More particularly, the electrical potential at the positive potential end of the stack 1 leads to formation of carbonate ions (CO3=) as follows:CO2+½O2+2−→CO3=
These carbonate ions are attracted to the lower electrical potential at the manifold 6, this lower electrical potential being shown as a negative electrical potential relative to the stack positive potential. An “electrochemical pump” is thereby created which facilitates the flow of the electrolyte from the positive potential end of the stack across the electrical isolating assembly 101 towards the manifold 6. This results in wetting of the block 3, the gasket 4 and the dielectric insulator 5 with electrolyte so as to compromise their dielectric properties and degrade the electrical isolation ability of the assembly 101.

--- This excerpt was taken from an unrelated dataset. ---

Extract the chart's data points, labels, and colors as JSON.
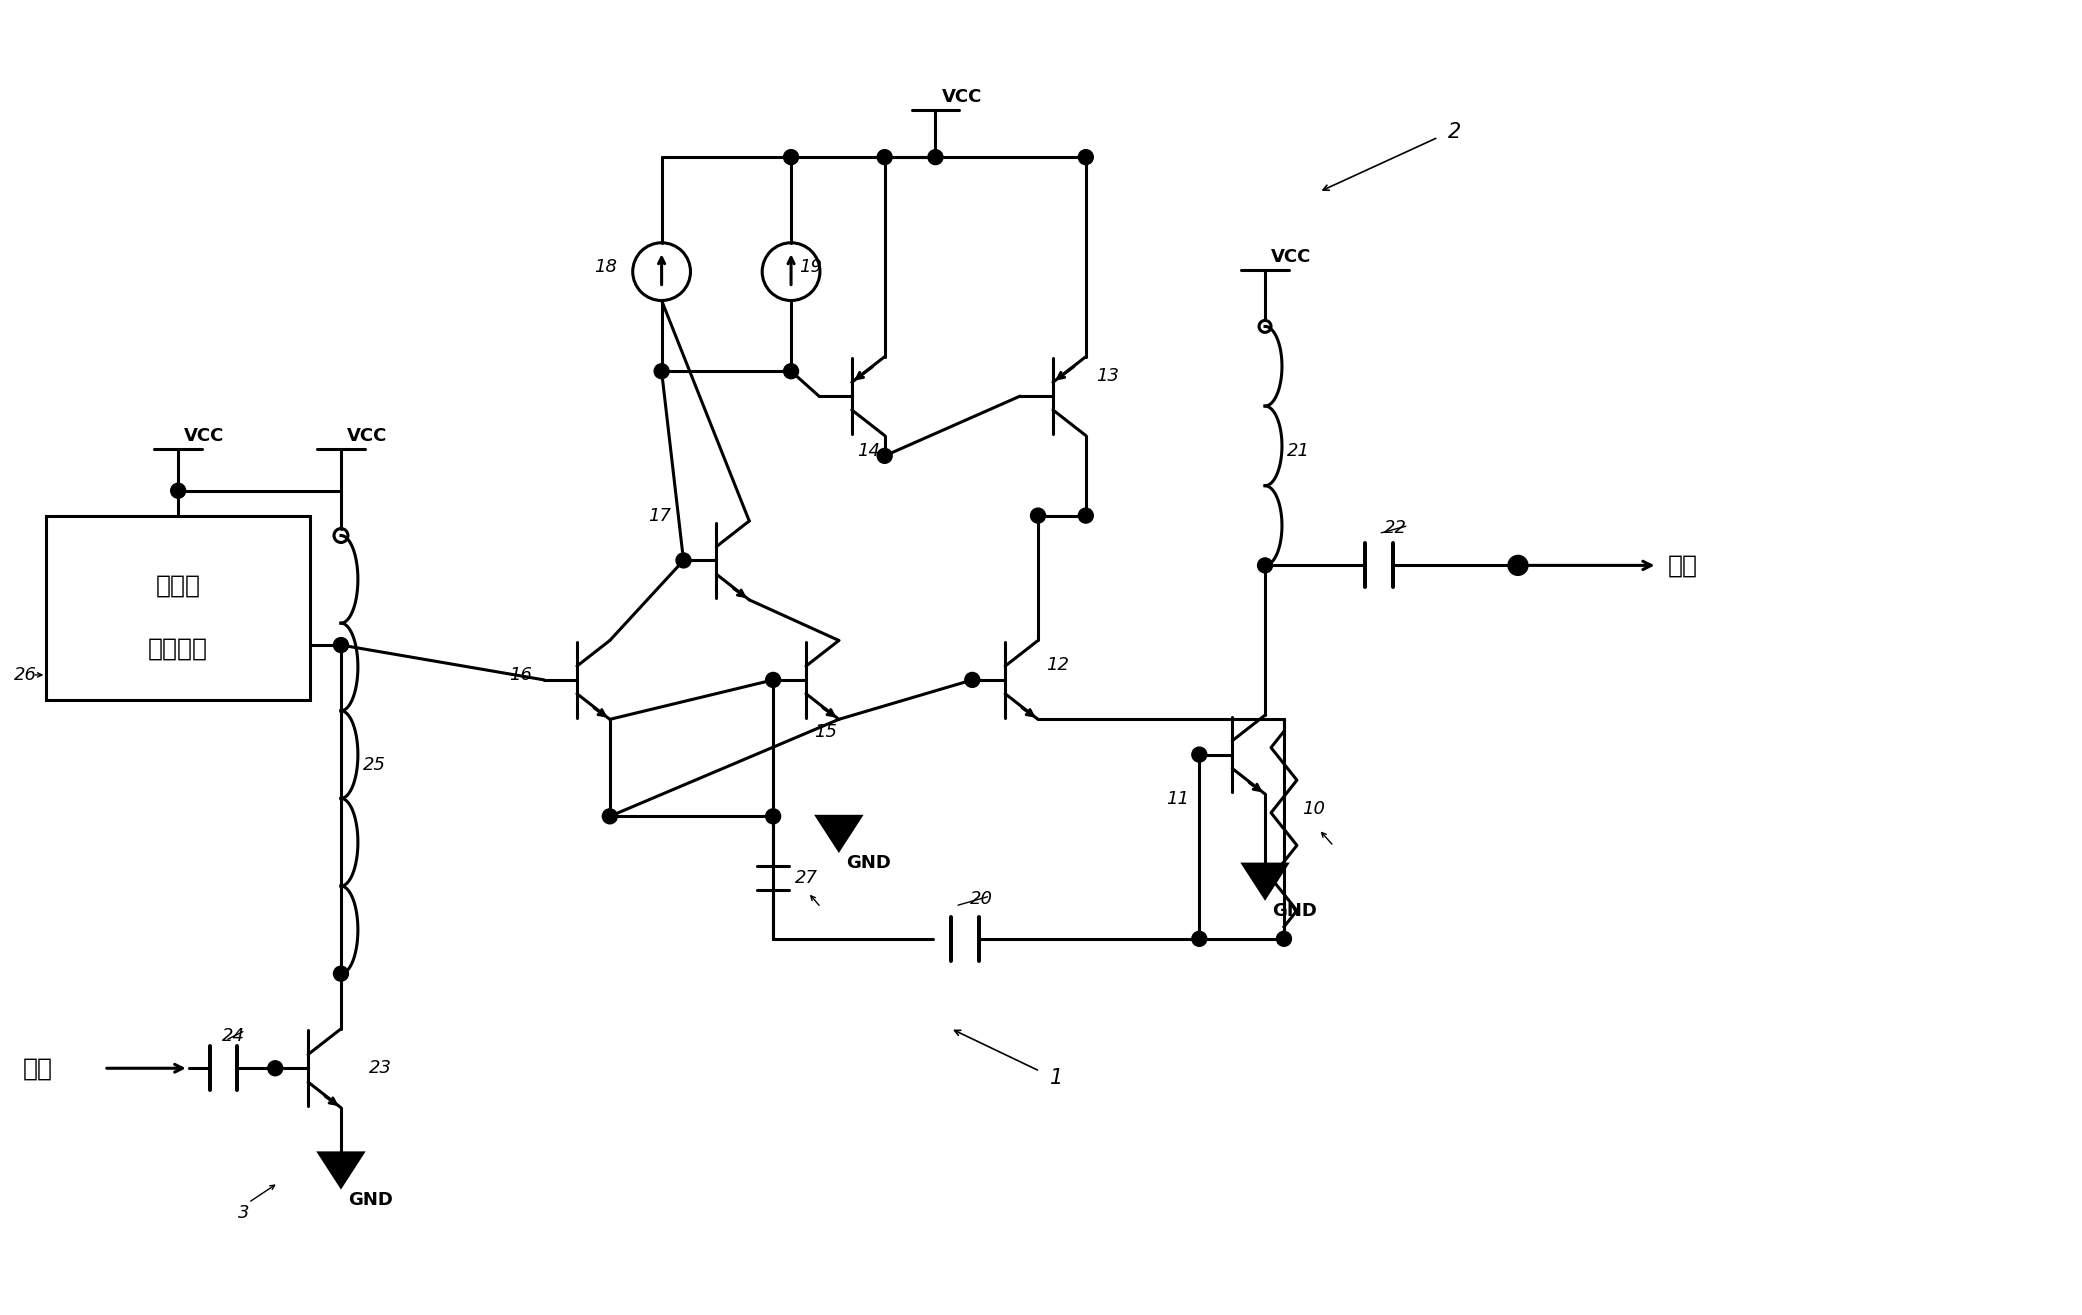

Conventional electrical isolating assemblies have been adapted to counteract this electrolyte flow by utilizing, for example, a smooth ceramic block for the block 3, as is disclosed in U.S. Pat. No. 6,413,665. Such a construction has prolonged the ability of electrical isolation assemblies to maintain their electrical isolation characteristics by delaying the wetting of the isolating assembly components adjacent the manifold. However, over time, electrolyte migration can still occur. Accordingly, additional ways of impeding the migration of electrolyte from the stack through such electrical isolating assemblies are still being sought.
It is therefore an object of the present invention to provide a fuel cell system adapted to further reduce the migration of electrolyte through an electrical isolating assembly proving electrical isolation between a fuel cell stack and the manifold used with the stack.
It is a further object of the present invention to provide a system of the aforementioned type in which reduction of electrolyte migration is accomplished in a simple and cost effective manner.